Tuesday, July 1, 2008

Family Dynamics: Adams on Covert Incest



From pages 12 – 13:

All families function as a system in which one person's actions affect another and vice versa. Although each member functions independently, that member also affects and is affected by the whole. Salvador Minuchin, in Families and Family Therapy, says the family system has a function or purpose of seeking to bring itself back into balance or stability when disrupted. So in the case of a marriage not bonded in a healthy way, the parents' unmet dependency, intimacy and emotional needs will be met by the rest of the system – the children...


The child becomes the parent's confidant. Loneliness, bitterness and dissatisfaction with the marriage and sex life are common topics in these discussion. The child feels “icky” about it but quickly comes to the parent's rescue and begins to serve as the surrogate spouse the system is lacking. Both parents are active participants in this covertly incestuous relationship. One is getting some needs met through the child and the other is relived at not having to deal with the reality of the dissatisfied partner. Covert incest victims often report that the same-sex parent encouraged them to comfort the opposite-sex parent after a marital fight or in their absence, for example, “You take care of your mother while I'm gone; I'm counting on you.” The child, hoping to get some of his or her own needs met, readily obliges.
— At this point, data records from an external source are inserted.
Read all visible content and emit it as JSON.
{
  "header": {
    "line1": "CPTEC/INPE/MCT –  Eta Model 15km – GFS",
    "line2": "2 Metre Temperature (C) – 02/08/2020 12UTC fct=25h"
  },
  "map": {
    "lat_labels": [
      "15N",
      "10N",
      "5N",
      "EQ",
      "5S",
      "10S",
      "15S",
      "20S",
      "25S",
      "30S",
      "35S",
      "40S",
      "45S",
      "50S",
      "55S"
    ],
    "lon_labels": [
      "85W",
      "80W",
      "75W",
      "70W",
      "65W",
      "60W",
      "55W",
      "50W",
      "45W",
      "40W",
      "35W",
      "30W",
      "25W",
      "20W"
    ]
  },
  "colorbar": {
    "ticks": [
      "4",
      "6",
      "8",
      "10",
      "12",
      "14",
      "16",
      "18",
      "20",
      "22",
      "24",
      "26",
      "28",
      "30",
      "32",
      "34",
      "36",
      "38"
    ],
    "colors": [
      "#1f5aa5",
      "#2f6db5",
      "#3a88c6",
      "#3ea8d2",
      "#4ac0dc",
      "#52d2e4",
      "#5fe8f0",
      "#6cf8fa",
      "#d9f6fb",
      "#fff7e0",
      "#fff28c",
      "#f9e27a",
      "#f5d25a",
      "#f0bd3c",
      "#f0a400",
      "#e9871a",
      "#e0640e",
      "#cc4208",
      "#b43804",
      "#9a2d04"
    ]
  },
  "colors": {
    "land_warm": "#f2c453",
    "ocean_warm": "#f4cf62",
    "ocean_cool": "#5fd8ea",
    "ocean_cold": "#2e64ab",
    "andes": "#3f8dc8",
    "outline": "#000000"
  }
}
Once the boundary between parents and child is crossed in a covertly incestuous relationship, potential for more victimization exists. For example, if the oldest boy is in a psychological marriage with his mother, he may act out the covert sexualized energy with a younger sister in an overt sexual way. What started out as a spillover of unmet intimate needs from the marriage to the oldest boy in a covert way works its way into the overt incest between siblings. This example clearly demonstrates how one person's behavior in a family affects the family system as a whole.
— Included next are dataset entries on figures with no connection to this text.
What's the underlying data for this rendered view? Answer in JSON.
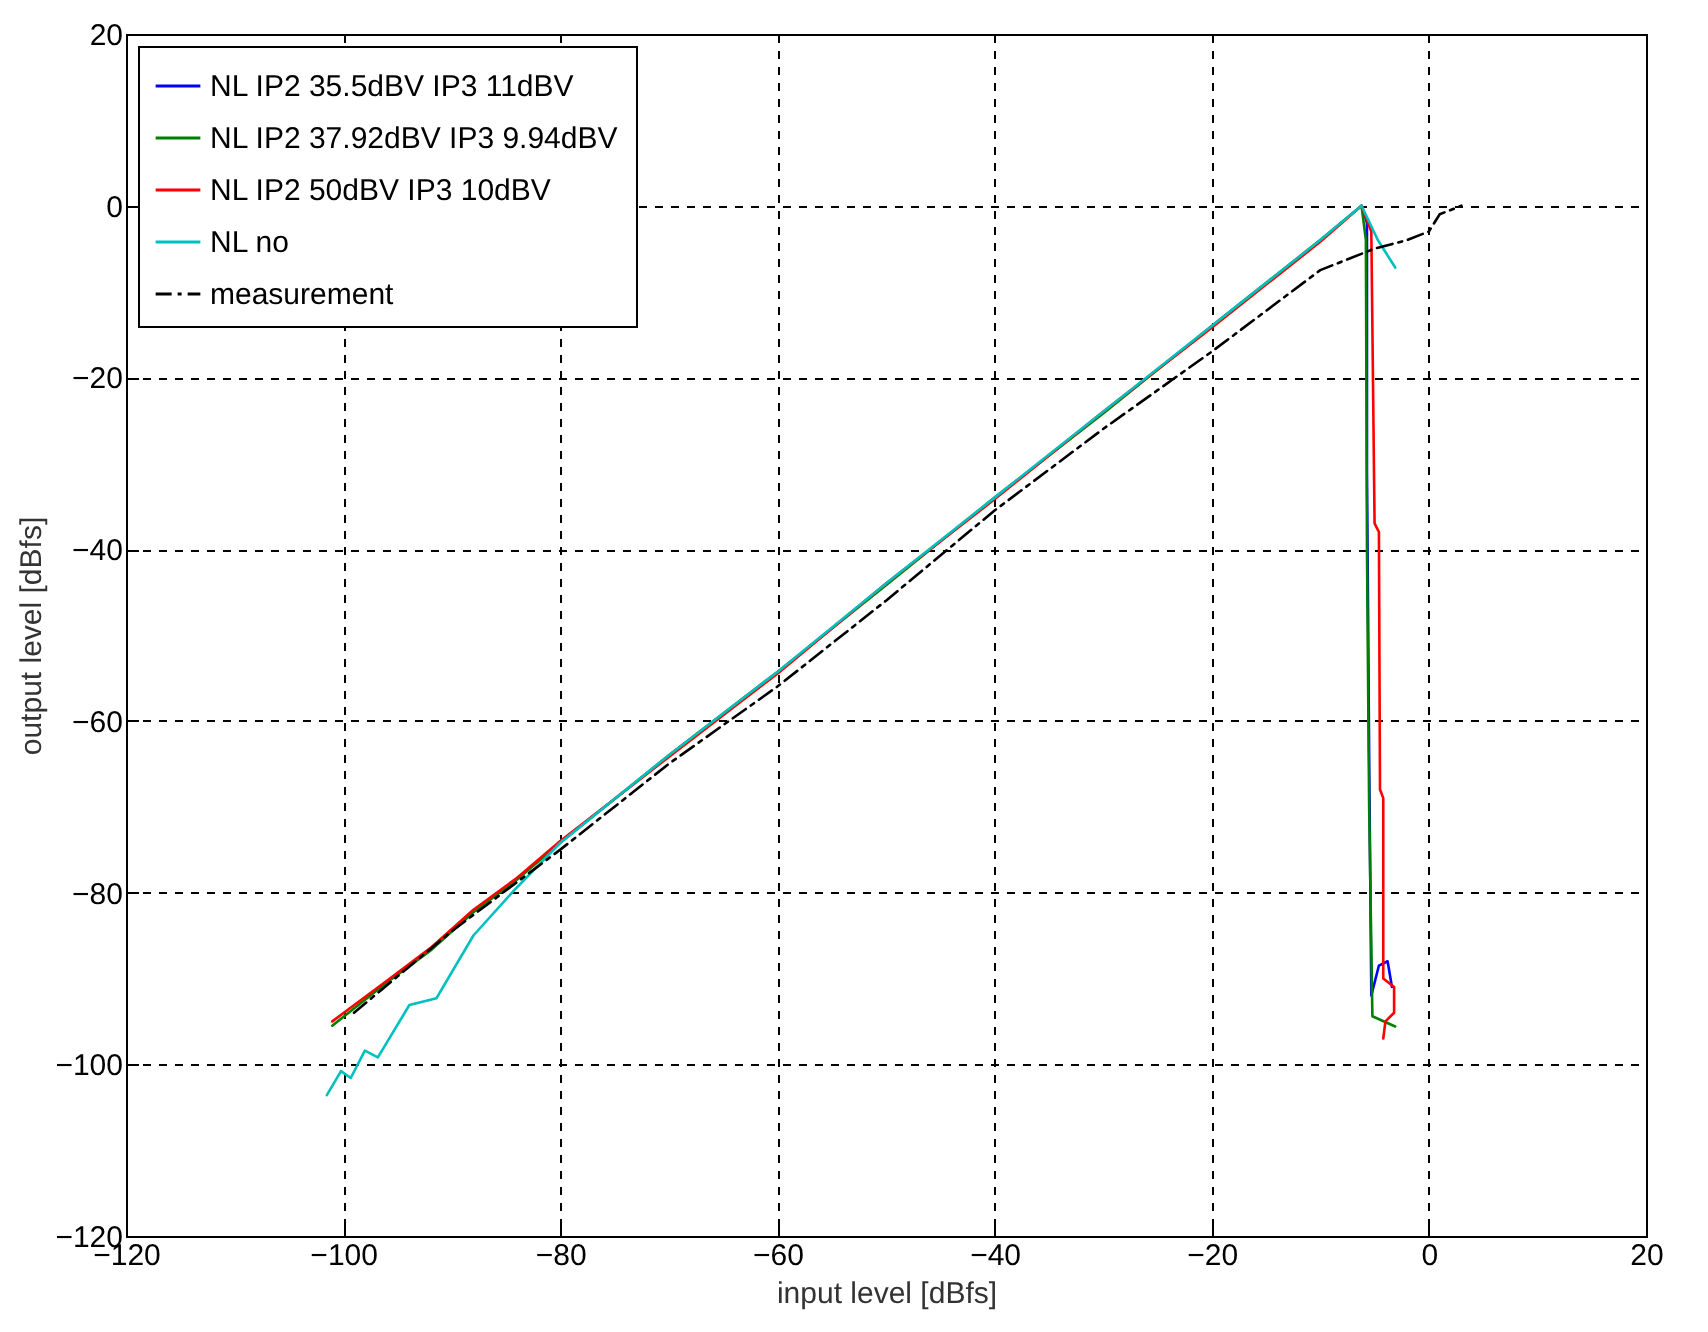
{
  "chart_data": {
    "type": "line",
    "xlabel": "input level [dBfs]",
    "ylabel": "output level [dBfs]",
    "xlim": [
      -120,
      20
    ],
    "xticks": [
      -120,
      -100,
      -80,
      -60,
      -40,
      -20,
      0,
      20
    ],
    "ylim": [
      -120,
      20
    ],
    "yticks": [
      -120,
      -100,
      -80,
      -60,
      -40,
      -20,
      0,
      20
    ],
    "grid": true,
    "legend": "top left",
    "marker": "none",
    "series": [
      {
        "name": "NL IP2 35.5dBV IP3 11dBV",
        "color": "#0000ff",
        "line_style": "solid",
        "x": [
          -6.2,
          -5.7,
          -5.7,
          -5.5,
          -5.3,
          -4.6,
          -3.8,
          -3.4
        ],
        "values": [
          0,
          -2,
          -31,
          -64,
          -92,
          -88.5,
          -88,
          -91
        ]
      },
      {
        "name": "NL IP2 37.92dBV IP3 9.94dBV",
        "color": "#008000",
        "line_style": "solid",
        "x": [
          -101,
          -96,
          -92,
          -88,
          -84,
          -80,
          -70,
          -60,
          -50,
          -40,
          -30,
          -20,
          -10,
          -6.2,
          -5.8,
          -5.7,
          -5.5,
          -5.2,
          -3.1
        ],
        "values": [
          -95.5,
          -90.5,
          -86.8,
          -82.3,
          -78.5,
          -74.2,
          -64,
          -54.3,
          -44.2,
          -34,
          -24.2,
          -14,
          -4,
          0,
          -4,
          -40,
          -70,
          -94.4,
          -95.6
        ]
      },
      {
        "name": "NL IP2 50dBV IP3 10dBV",
        "color": "#ff0000",
        "line_style": "solid",
        "x": [
          -101,
          -96,
          -92,
          -88,
          -84,
          -80,
          -70,
          -60,
          -50,
          -40,
          -30,
          -20,
          -10,
          -6.2,
          -5.3,
          -5,
          -4.6,
          -4.5,
          -4.2,
          -4.2,
          -3.2,
          -3.2,
          -4,
          -4.2
        ],
        "values": [
          -95,
          -90.3,
          -86.5,
          -82,
          -78.3,
          -74,
          -64.2,
          -54.5,
          -44,
          -34.2,
          -24,
          -14.2,
          -4.2,
          0,
          -3,
          -37,
          -38,
          -68,
          -69,
          -90,
          -91,
          -94,
          -95,
          -97
        ]
      },
      {
        "name": "NL no",
        "color": "#00bfbf",
        "line_style": "solid",
        "x": [
          -101.5,
          -100.2,
          -99.3,
          -98,
          -96.8,
          -93.9,
          -91.4,
          -88,
          -84.3,
          -80,
          -70,
          -60,
          -50,
          -40,
          -30,
          -20,
          -10,
          -6.2,
          -4.7,
          -3.1
        ],
        "values": [
          -103.6,
          -100.8,
          -101.6,
          -98.4,
          -99.2,
          -93.1,
          -92.3,
          -85,
          -79.8,
          -74.2,
          -64,
          -54.3,
          -44,
          -34,
          -24,
          -14,
          -4,
          0,
          -4,
          -7.2
        ]
      },
      {
        "name": "measurement",
        "color": "#000000",
        "line_style": "dashed",
        "x": [
          -99,
          -90,
          -80,
          -70,
          -60,
          -50,
          -40,
          -30,
          -20,
          -10,
          -5,
          -2,
          0,
          1,
          3
        ],
        "values": [
          -94,
          -84.5,
          -75,
          -65,
          -56,
          -46,
          -35.5,
          -26,
          -17,
          -7.5,
          -5,
          -4,
          -3,
          -1,
          0
        ]
      }
    ]
  }
}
The family system works to seek balance and tries to correct itself even in adulthood. As long as the abuse or neglect experienced in childhood remains buried within, we recreate our family all over again in adult relationships. This is an effort to work our and resolve that childhood pain. Yes, the family system continues to affect one's life even when one is no longer living at home and has dismissed childhood as gone and best forgotten.